Oct 10, 2014 2:22 PM
First lady stumps for Democrats in Detroit, Iowa
The Associated Press
DETROIT (AP) Michigan Democratic Senate candidate Gary Peters secured some high-powered help for his campaign from the White House.
Not the commander in chief, but his more popular wife.
Michelle Obama came to heavily Democratic Detroit Friday afternoon to rally support for Peters, a suburban Detroit congressman hoping to succeed retiring Democrat Sen. Carl Levin after 36 years in office. Peters has been leading Republican candidate Terri Lynn Land in most polls but the race has spurred heavy interest and out-of-state contributions as the GOP hopes to take control of the Senate.

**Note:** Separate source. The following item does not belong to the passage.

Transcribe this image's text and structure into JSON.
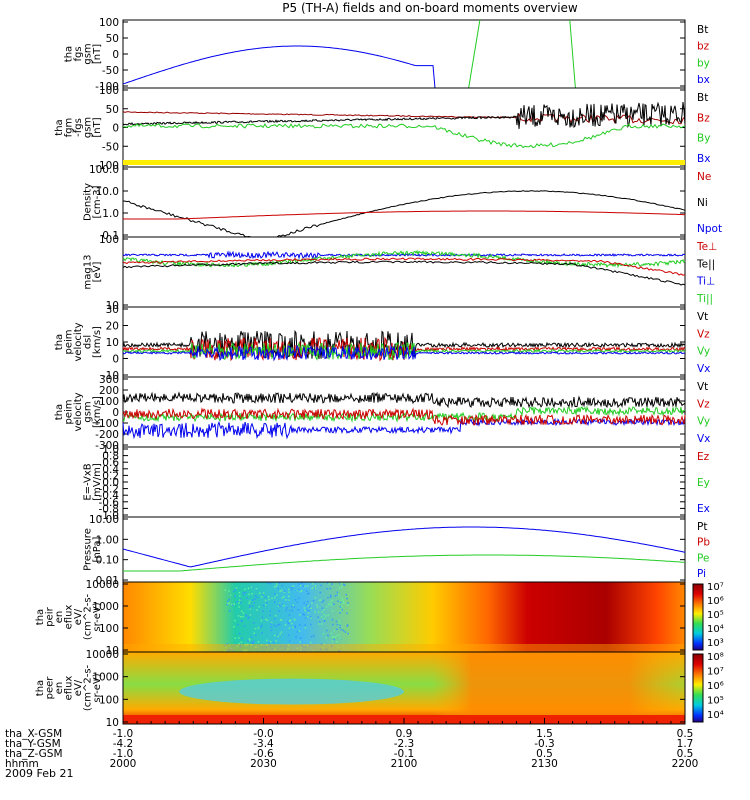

She also stumped for Democratic gubernatorial challenger Mark Schauer, a congressman from 2009-11. The race is tight though some recent polls show GOP Gov. Rick Snyder with a slight edge.
"It really boils down to one fundamental truth: Gary and Mark ... understand what Michigan families are going through," Obama said. "They are going to be on your side every single day out in Lansing and in Washington, D.C."
Obama drew a rousing response from the audience in Detroit, the largest municipality in the United States to file for bankruptcy and also home to the rebounding domestic auto industry after a federal bailout a few years ago supported by President Barack Obama.
"There were plenty of folks in Washington who said we should let the auto industry go under. Your president didn't listen. Gary Peters and Mark Schauer didn't listen," she said. "They bet on the American auto companies and since 2009 these companies have emerged to create nearly half a million jobs the strongest industry growth since the 1990s."
The first lady has become something of a campaigner-in-chief, most recently for Midwest candidates. Right after Detroit, she heads to Iowa, where she will join Democrat Senate candidate Bruce Braley, who is in a tight race with Republican Joni Ernst. Obama's visits this week also have included Illinois and Wisconsin the second time to Wisconsin in about a week. Democrats are trying hard to topple Wisconsin's Republican Gov. Scott Walker, who drew their ire for sharply reducing the power of public sector unions in the state.
Democrats have been seeking her help, even as they avoid appearances with her husband, whose job approval rating has sunk to the low 40s. But the first lady is viewed positively by 62 percent of the public, according to the most recent Pew Research Center survey.
She's not the only high-profile Democrat to be crisscrossing the country in the campaign's final weeks. Hillary Rodham Clinton, a potential 2016 presidential candidate, has announced plans to campaign in at least 10 key states, including next week in Michigan, before Election Day in 25 days.
Republicans are doing the same. Last week, Land lured former presidential candidate Mitt Romney to Michigan, and he plans to campaign in Iowa with Ernst on Sunday. Former Florida Gov. Jeb Bush, another possible presidential contender, plans to make stops across Michigan on Monday that include a Republican party fundraiser with Snyder.